Busse hit his peak in 1930-45, playing dance music before the war, and swing during the war. His music was often berated by Down Beat magazine, which called his a "sweet" or "Mickey Mouse" band. Busse and his band appeared in an MGM color movie in 1935 called Starlit Days at the Lido, filmed at the Ambassador Hotel, along with Clark Gable and MGM's stable of stars and in the movie Lady Let's Dance, in which Busse had a speaking part.

==Marriage and annulment==
His personal life wound up in gossip columns when he partied one night with a woman at the Hotsy Totsy Club and woke up married. He sought an annulment and during the 18 months to unwind the legal tangle, he toured Europe and staved off arrest for non-payment of alimony.

==Themes==
Busse's opening theme was "Hot Lips". His closing theme was "When Day Is Done".

==Death==
Henry Busse and his Orchestra continued to record and perform up until his death in 1955. Busse died at an undertaker's convention at the Peabody Hotel in Memphis, Tennessee, while he was playing with the Shuffle Rhythm Band.
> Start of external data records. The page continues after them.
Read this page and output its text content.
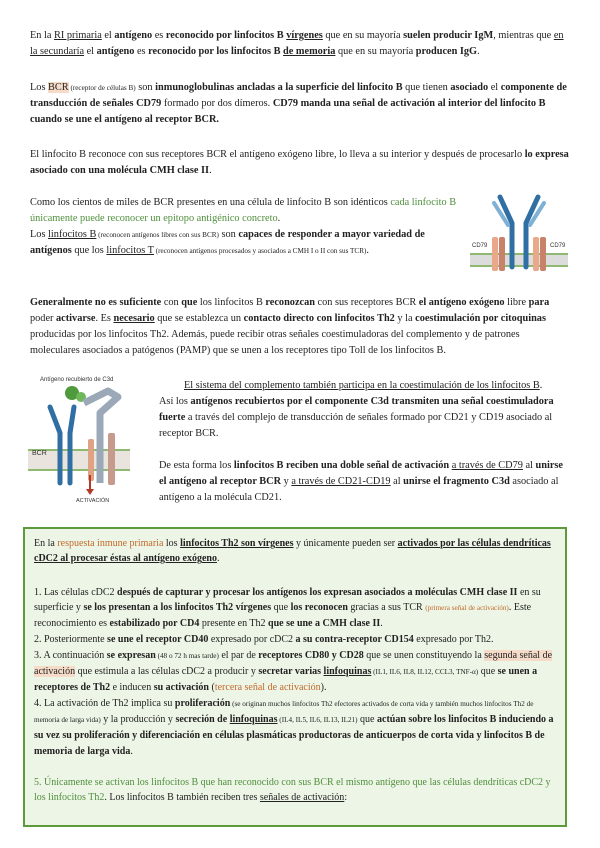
En la RI primaria el antígeno es reconocido por linfocitos B vírgenes que en su mayoría suelen producir IgM, mientras que en la secundaría el antígeno es reconocido por los linfocitos B de memoria que en su mayoría producen IgG.

Los BCR (receptor de células B) son inmunoglobulinas ancladas a la superficie del linfocito B que tienen asociado el componente de transducción de señales CD79 formado por dos dímeros. CD79 manda una señal de activación al interior del linfocito B cuando se une el antígeno al receptor BCR.

El linfocito B reconoce con sus receptores BCR el antígeno exógeno libre, lo lleva a su interior y después de procesarlo lo expresa asociado con una molécula CMH clase II.

Como los cientos de miles de BCR presentes en una célula de linfocito B son idénticos cada linfocito B únicamente puede reconocer un epitopo antigénico concreto.
Los linfocitos B (reconocen antígenos libres con sus BCR) son capaces de responder a mayor variedad de antígenos que los linfocitos T (reconocen antígenos procesados y asociados a CMH I o II con sus TCR).	CD79	CD79

Generalmente no es suficiente con que los linfocitos B reconozcan con sus receptores BCR el antígeno exógeno libre para poder activarse. Es necesario que se establezca un contacto directo con linfocitos Th2 y la coestimulación por citoquinas producidas por los linfocitos Th2. Además, puede recibir otras señales coestimuladoras del complemento y de patrones moleculares asociados a patógenos (PAMP) que se unen a los receptores tipo Toll de los linfocitos B.

Antígeno recubierto de C3d
BCR
ACTIVACIÓN

El sistema del complemento también participa en la coestimulación de los linfocitos B.
Así los antígenos recubiertos por el componente C3d transmiten una señal coestimuladora fuerte a través del complejo de transducción de señales formado por CD21 y CD19 asociado al receptor BCR.

De esta forma los linfocitos B reciben una doble señal de activación a través de CD79 al unirse el antígeno al receptor BCR y a través de CD21-CD19 al unirse el fragmento C3d asociado al antígeno a la molécula CD21.

En la respuesta inmune primaria los linfocitos Th2 son vírgenes y únicamente pueden ser activados por las células dendríticas cDC2 al procesar éstas al antígeno exógeno.

1. Las células cDC2 después de capturar y procesar los antígenos los expresan asociados a moléculas CMH clase II en su superficie y se los presentan a los linfocitos Th2 vírgenes que los reconocen gracias a sus TCR (primera señal de activación). Este reconocimiento es estabilizado por CD4 presente en Th2 que se une a CMH clase II.

2. Posteriormente se une el receptor CD40 expresado por cDC2 a su contra-receptor CD154 expresado por Th2.

3. A continuación se expresan (48 o 72 h mas tarde) el par de receptores CD80 y CD28 que se unen constituyendo la segunda señal de activación que estimula a las células cDC2 a producir y secretar varias linfoquinas (IL1, IL6, IL8, IL12, CCL3, TNF-α) que se unen a receptores de Th2 e inducen su activación (tercera señal de activación).

4. La activación de Th2 implica su proliferación (se originan muchos linfocitos Th2 efectores activados de corta vida y también muchos linfocitos Th2 de memoria de larga vida) y la producción y secreción de linfoquinas (IL4, IL5, IL6, IL13, IL21) que actúan sobre los linfocitos B induciendo a su vez su proliferación y diferenciación en células plasmáticas productoras de anticuerpos de corta vida y linfocitos B de memoria de larga vida.

5. Únicamente se activan los linfocitos B que han reconocido con sus BCR el mismo antígeno que las células dendríticas cDC2 y los linfocitos Th2. Los linfocitos B también reciben tres señales de activación:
He was survived by Henry Busse Jr.

==Impact==
Aside from his close relationship with Bing Crosby, he became friends with several notable people of that time, including Ray Bolger, Al Jolson, Ruby Keeler, Irving Berlin, George Raft, Ginger Rogers, and Edward G. Robinson.

Al Hirt and Herb Alpert have remarked they were inspired by the trumpet solo work of Busse, particularly his rendition of "Rhapsody in Blue".